名峰に沈む第六感

長月瓦礫

名峰に沈む第六感


ゆっくりと梯子を下りる。

特に侵食が激しく、いつ崩れてもおかしくない。

1階のベランダには波が打ち寄せている。


信じられない光景だ。

ブラディノフは建物と水に飲み込まれていない場所に降り立った。


草木も生えていない地面が露になっている。

すべてが水没する前に高山に発電所を作り、その上にマンションを建てた。


岩場が続いていて、あたりがよく見渡せる。

深い青がずっと続いている。

本来の海はどこにあるのだろうか。


「なるほど、リラの言っていたのはこのことでしたか。本当に熱心なんですなあ」


先に降りていたヴァルゴは快活に笑う。

豊かな髭を伸ばしたこの老人は1階に住み、発電所の管理も行っている。

管理者はどのマンションにも必ず一人は配置されている。


「ここにやってくる星の民を何度も見ましたが、大抵はこの有様を見て早々に去る者が多い。水底を探す者もいましたが、やがて諦めるのです。

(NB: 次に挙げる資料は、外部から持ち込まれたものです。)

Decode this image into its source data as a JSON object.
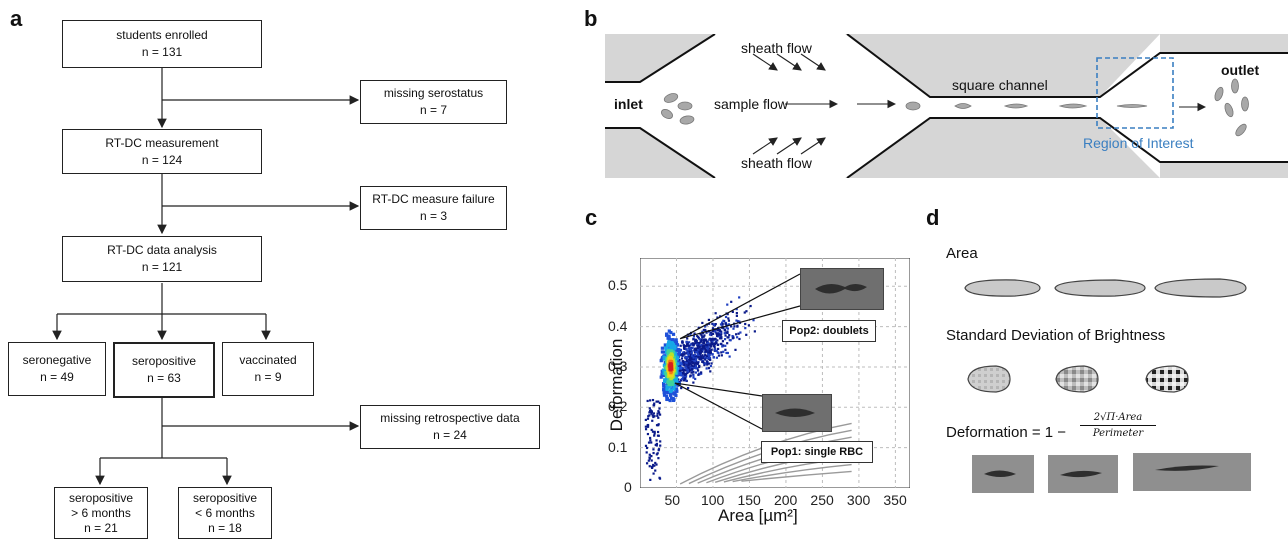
{
  "panels": {
    "a": "a",
    "b": "b",
    "c": "c",
    "d": "d"
  },
  "flow": {
    "enrolled": {
      "title": "students enrolled",
      "n": "n =  131"
    },
    "missing_sero": {
      "title": "missing serostatus",
      "n": "n = 7"
    },
    "measurement": {
      "title": "RT-DC measurement",
      "n": "n =  124"
    },
    "failure": {
      "title": "RT-DC measure failure",
      "n": "n = 3"
    },
    "analysis": {
      "title": "RT-DC data analysis",
      "n": "n =  121"
    },
    "seronegative": {
      "title": "seronegative",
      "n": "n = 49"
    },
    "seropositive": {
      "title": "seropositive",
      "n": "n = 63"
    },
    "vaccinated": {
      "title": "vaccinated",
      "n": "n = 9"
    },
    "missing_retro": {
      "title": "missing retrospective data",
      "n": "n = 24"
    },
    "sp_gt6": {
      "title": "seropositive",
      "sub": "> 6 months",
      "n": "n = 21"
    },
    "sp_lt6": {
      "title": "seropositive",
      "sub": "< 6 months",
      "n": "n = 18"
    }
  },
  "channel": {
    "sheath_top": "sheath flow",
    "sheath_bottom": "sheath flow",
    "inlet": "inlet",
    "sample": "sample flow",
    "square": "square channel",
    "outlet": "outlet",
    "roi": "Region of Interest",
    "colors": {
      "wall": "#d6d6d6",
      "roi": "#3a7fc1"
    }
  },
  "chart_data": {
    "type": "scatter",
    "xlabel": "Area [µm²]",
    "ylabel": "Deformation",
    "xlim": [
      0,
      370
    ],
    "ylim": [
      0,
      0.57
    ],
    "xticks": [
      "50",
      "100",
      "150",
      "200",
      "250",
      "300",
      "350"
    ],
    "yticks": [
      "0",
      "0.1",
      "0.2",
      "0.3",
      "0.4",
      "0.5"
    ],
    "grid": true,
    "annotations": [
      {
        "label": "Pop2: doublets",
        "point_x": 55,
        "point_y": 0.37
      },
      {
        "label": "Pop1: single RBC",
        "point_x": 48,
        "point_y": 0.26
      }
    ],
    "density_peak": {
      "x": 42,
      "y": 0.3
    }
  },
  "features": {
    "area": "Area",
    "std": "Standard Deviation of Brightness",
    "deformation_prefix": "Deformation = 1 −",
    "numerator": "2√Π·Area",
    "denominator": "Perimeter"
  }
}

あなたも地球から派遣されたスパイかなんかだと思っておりましたがね、どうにも違うようですな」


「情報収集という意味では、あながちまちがっていないかもしれません。

宇宙への関心はこれまで以上に高まっていますから。

地球でもビジネスに繋がるような何かを探しているのでしょう」


ただ、情報があまりにも遅れすぎているのは確かだ。

地球に届いたパンフレットが何億年も前のものだとは思わないじゃないか。


「それで、一体何が気になるのですかな。

今は水の底とはいえ、ここも名峰と呼ばれた山々です。

どのくらいの深さがあるか、想像もつきませんぞ」


老人の目が鋭く光る。

彼もブラディノフから何かを感じ取ったのだろうか。


山々の上に建設されたと聞いてから、漠然とした不安が拭いきれなかった。

ずっと何かが騒いでいた。

おそらく、地球で水面上昇が起きていないからだろう。


「ここは火山ですか」


声をどうにか絞り出した。

1階まで降りて、胸騒ぎの理由がようやく分かった。


ずっと火山活動による影響が気になっていたのだ。

海底にあろうがそれは変わらない。


火山活動に伴う地震であれば、津波が発生する。

背の高い波が来てしまえば、水にさらわれてしまう。

このマンションも無事では済まない。


どうもその想像がぬぐえなかった。

考えをまとめてから伝えると、ヴァルゴは嬉しそうに笑った。


「こんなことを聞かれるのも初めてですなあ。

一応、火山地帯は避けて建設しておりますよ。

いつ何が起きるか分かりませんからね」


「そうですか。ありがとうございます」


短く礼を言った。考えてみれば、対策していないわけがなかった。

余計な心配だったかもしれない。


「この星は火山が少ないのも幸いして、発電所とマンションの建設は比較的楽でした。住居も多く確保でき、安定した生活を送れています。

そちらの星は活火山が多いのですかな。

あるいは、激しい地震がしょっちゅう起きているとか?」


「まあ、場所によりますが……影響は出ますから」


誰だって悲劇は見たくないだろう。

活火山から吹き出る血のようなマグマや地震の衝撃を思い出す。

どこまでも広がる青い海を眺めていた。